BY SALONEE MISTRY
Zero and his business partners started Crucible Tattoo Co - Melbourne’s first queer owned and run tattoo studio - after identifying a need to create a tattoo parlour where all people can feel safe during the relatively intimate experience.
At the centre of the studio's business model is a pledge that anyone who walks through its doors feels safe, irrespective of their gender, sexuality or race.
Growing up in the country, Zero's earliest memory of tattoos were from biker communities frequenting the neighbourhood. Seeing their tattoos inspired him to join the industry.
Starting off as a body piercing artist, Zero visited several tattoo studios early on in his career and was amazed at the poor treatment handed out to those who were a part of the LGBTQIA community.
“Everyone was nice to the clients to their face, but would make fun of them based on their sexuality once they left,” Zero said.
“This did not make me feel safe or welcome and that is when I realised that a queer-friendly, welcoming and safe space had to be created.
“My business partners and I found a space on Gumtree, renovations lasted for about three months and we started the studio at the end of November 2015. There has been no looking back since,” Zero said
Brody has been at the studio since its inception, and shares similar experiences.
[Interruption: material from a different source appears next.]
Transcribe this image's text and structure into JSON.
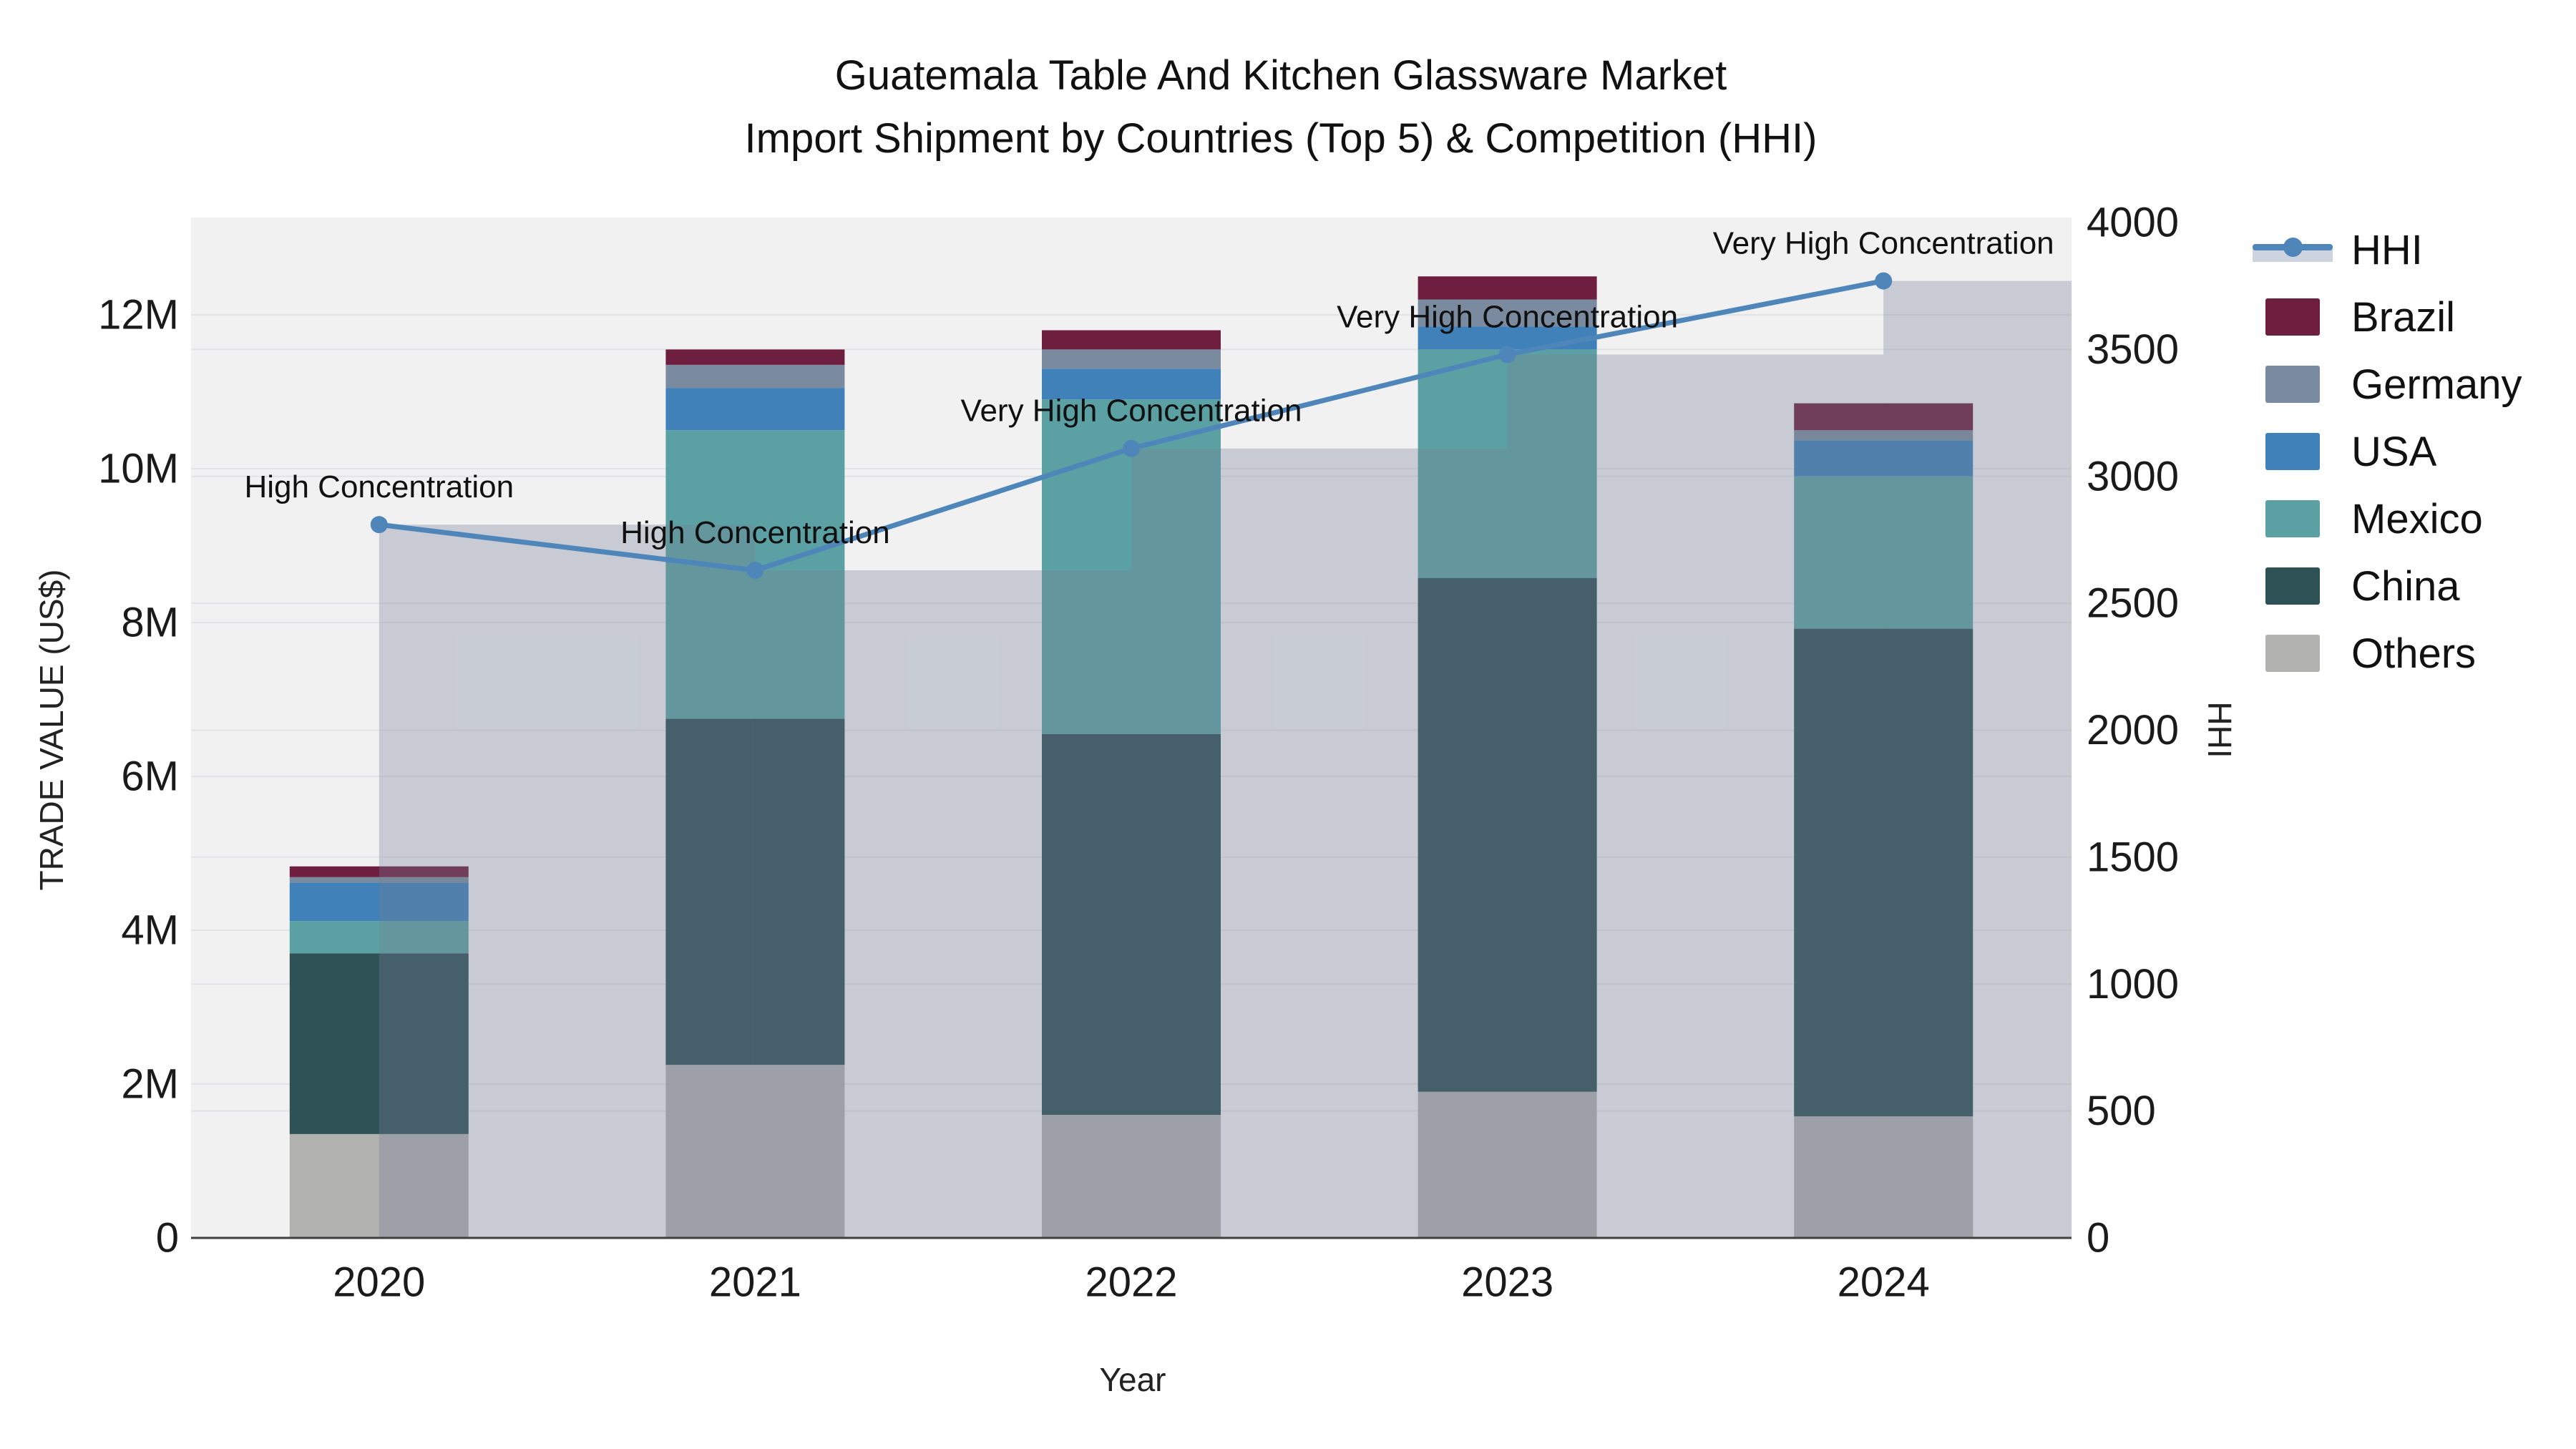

“I remember I went to an artist for an apprenticeship and he told me ‘I have two chicks at home, don’t need another one’, without even looking at my work,” Brody said.
“This was before I medically transitioned so I was still read as a woman, rather than as a trans person."
Zero and Brody both agree the industry is moving towards acceptance and inclusion, but there is still a long way to go.
“Queer spaces won’t change the world, but they are a safe haven for those in need,” Brody said.
Zero said the tattoo industry is largely masculine in nature and needs a culture shift.
"These spaces help a member from the community help another struggling one, through their own lived experiences since that is the only way to do it,” Zero said.
In light of March 31 being Trans Visibility Day, Zero also spoke on the importance of uniting to recognise the community.
“The undercurrent of Trans Visibility Day is important and helps create a ripple effect, building an understanding between those within the community and those on the outside as well.”